Droga é um substantivo que se refere a qualquer substância que altera o funcionamento “normal” da mente, com potencial para causar dependência. Pode ser cocaína, crack, maconha. Café e cerveja. Rivotril.
Droga também é uma interjeição socialmente aceitável que exprime situações em que algo dá errado. Muito utilizada na frente da família ou em ocasiões mais formais, em que não cai bem falar palavras de baixo calão. Droga!

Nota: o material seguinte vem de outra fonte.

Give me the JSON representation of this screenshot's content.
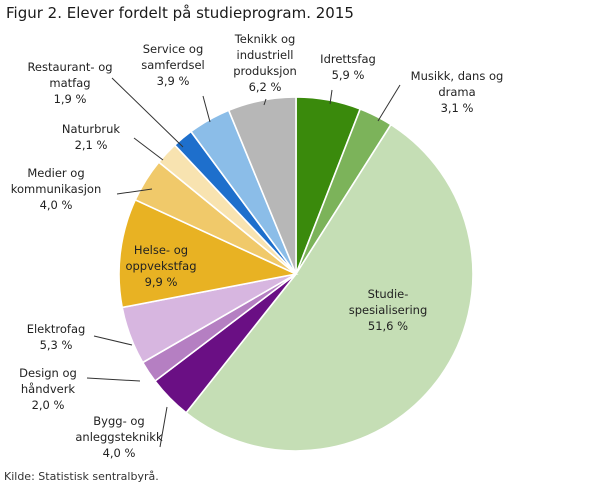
{
  "title": "Figur 2. Elever fordelt på studieprogram. 2015",
  "source": "Kilde: Statistisk sentralbyrå.",
  "chart_data": {
    "type": "pie",
    "title": "Figur 2. Elever fordelt på studieprogram. 2015",
    "legend": "none",
    "slices": [
      {
        "name": "Idrettsfag",
        "label_lines": [
          "Idrettsfag"
        ],
        "value_label": "5,9 %",
        "value": 5.9,
        "color": "#3a8a0c"
      },
      {
        "name": "Musikk, dans og drama",
        "label_lines": [
          "Musikk, dans og",
          "drama"
        ],
        "value_label": "3,1 %",
        "value": 3.1,
        "color": "#7cb35a"
      },
      {
        "name": "Studiespesialisering",
        "label_lines": [
          "Studie-",
          "spesialisering"
        ],
        "value_label": "51,6 %",
        "value": 51.6,
        "color": "#c5deb5"
      },
      {
        "name": "Bygg- og anleggsteknikk",
        "label_lines": [
          "Bygg- og",
          "anleggsteknikk"
        ],
        "value_label": "4,0 %",
        "value": 4.0,
        "color": "#6a0f84"
      },
      {
        "name": "Design og håndverk",
        "label_lines": [
          "Design og",
          "håndverk"
        ],
        "value_label": "2,0 %",
        "value": 2.0,
        "color": "#b57fc2"
      },
      {
        "name": "Elektrofag",
        "label_lines": [
          "Elektrofag"
        ],
        "value_label": "5,3 %",
        "value": 5.3,
        "color": "#d7b6e0"
      },
      {
        "name": "Helse- og oppvekstfag",
        "label_lines": [
          "Helse- og",
          "oppvekstfag"
        ],
        "value_label": "9,9 %",
        "value": 9.9,
        "color": "#e8b223"
      },
      {
        "name": "Medier og kommunikasjon",
        "label_lines": [
          "Medier og",
          "kommunikasjon"
        ],
        "value_label": "4,0 %",
        "value": 4.0,
        "color": "#f0c96a"
      },
      {
        "name": "Naturbruk",
        "label_lines": [
          "Naturbruk"
        ],
        "value_label": "2,1 %",
        "value": 2.1,
        "color": "#f8e3b0"
      },
      {
        "name": "Restaurant- og matfag",
        "label_lines": [
          "Restaurant- og",
          "matfag"
        ],
        "value_label": "1,9 %",
        "value": 1.9,
        "color": "#1e6fcc"
      },
      {
        "name": "Service og samferdsel",
        "label_lines": [
          "Service og",
          "samferdsel"
        ],
        "value_label": "3,9 %",
        "value": 3.9,
        "color": "#8bbde8"
      },
      {
        "name": "Teknikk og industriell produksjon",
        "label_lines": [
          "Teknikk og",
          "industriell",
          "produksjon"
        ],
        "value_label": "6,2 %",
        "value": 6.2,
        "color": "#b7b7b7"
      }
    ]
  }
}
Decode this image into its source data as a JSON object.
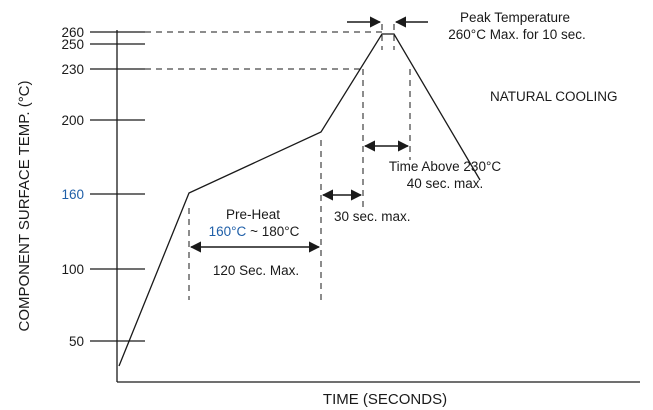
{
  "chart_data": {
    "type": "line",
    "xlabel": "TIME (SECONDS)",
    "ylabel": "COMPONENT SURFACE TEMP.  (°C)",
    "y_ticks": [
      {
        "value": 260,
        "label": "260",
        "color": "#1a1a1a"
      },
      {
        "value": 250,
        "label": "250",
        "color": "#1a1a1a"
      },
      {
        "value": 230,
        "label": "230",
        "color": "#1a1a1a"
      },
      {
        "value": 200,
        "label": "200",
        "color": "#1a1a1a"
      },
      {
        "value": 160,
        "label": "160",
        "color": "#1f5fa8"
      },
      {
        "value": 100,
        "label": "100",
        "color": "#1a1a1a"
      },
      {
        "value": 50,
        "label": "50",
        "color": "#1a1a1a"
      }
    ],
    "profile_points_temp": [
      35,
      160,
      190,
      260,
      260,
      180
    ],
    "grid": false,
    "annotations": {
      "peak_title": "Peak Temperature",
      "peak_detail": "260°C Max. for 10 sec.",
      "natural_cooling": "NATURAL COOLING",
      "time_above_title": "Time Above 230°C",
      "time_above_detail": "40 sec. max.",
      "ramp_limit": "30 sec. max.",
      "preheat_title": "Pre-Heat",
      "preheat_range_low": "160°C",
      "preheat_range_high": " ~ 180°C",
      "preheat_duration": "120 Sec. Max."
    },
    "colors": {
      "line": "#1a1a1a",
      "highlight": "#1f5fa8"
    }
  }
}
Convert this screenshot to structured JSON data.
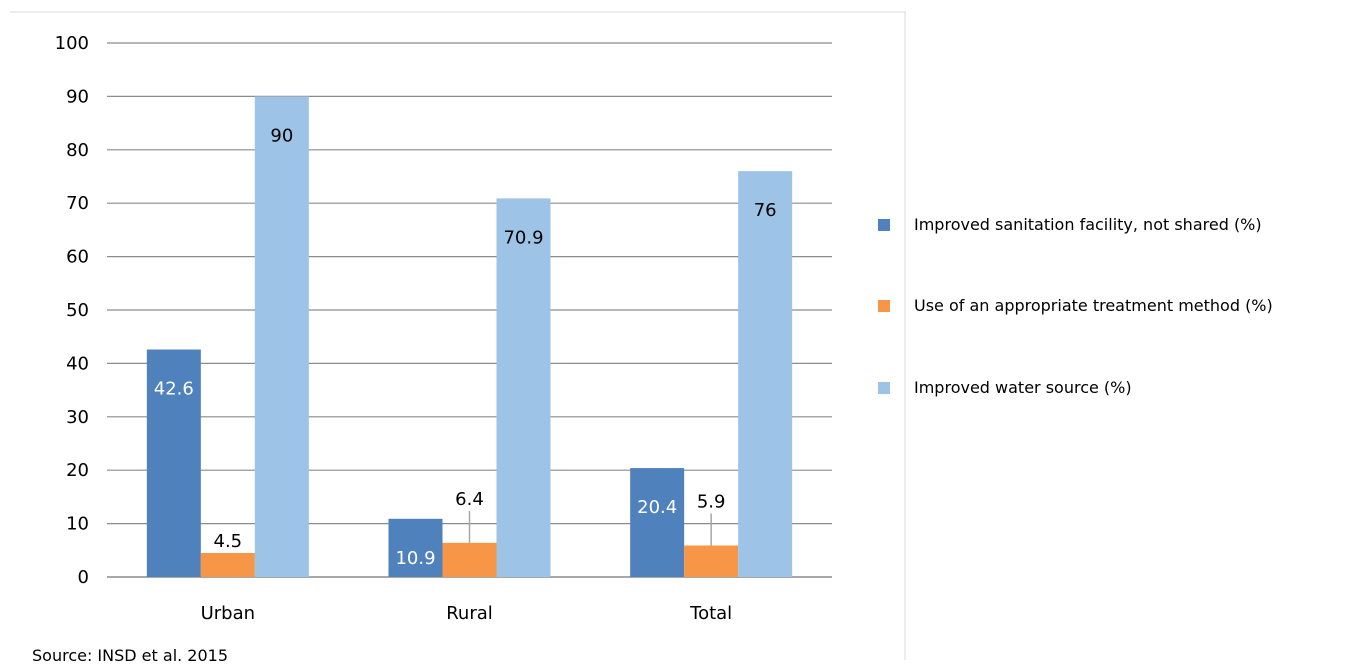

Por fim, droga também é um adjetivo, que caracteriza objetos de má ou de nenhuma qualidade. Por exemplo, “este texto está uma droga”.
Ou seja, drogas são sempre associadas a algo ruim. Mesmo na primeira acepção, raramente se usa o termo “droga” como sinônimo de medicamento, mas geralmente para se referir a essas outras substâncias de que nos falam desde criança para delas nos mantermos bem longe.
Como se trata de compostos químicos que interferem na fisiologia animal, eu, pessoalmente, sempre pensei que as drogas deveriam ser um assunto reservado à medicina, à química, à botânica e, em alguns casos, à antropologia e à psicologia. Ao direito, minha área, deveria caber um papel quase insignificante, de regulação da produção e do comércio.
Mas é o contrário. O direito é o protagonista dessa história, mais ou menos desde 1912, quando apareceu o primeiro documento proibicionista internacional. De lá pra cá, esse tipo de norma se multiplicou como coelhos.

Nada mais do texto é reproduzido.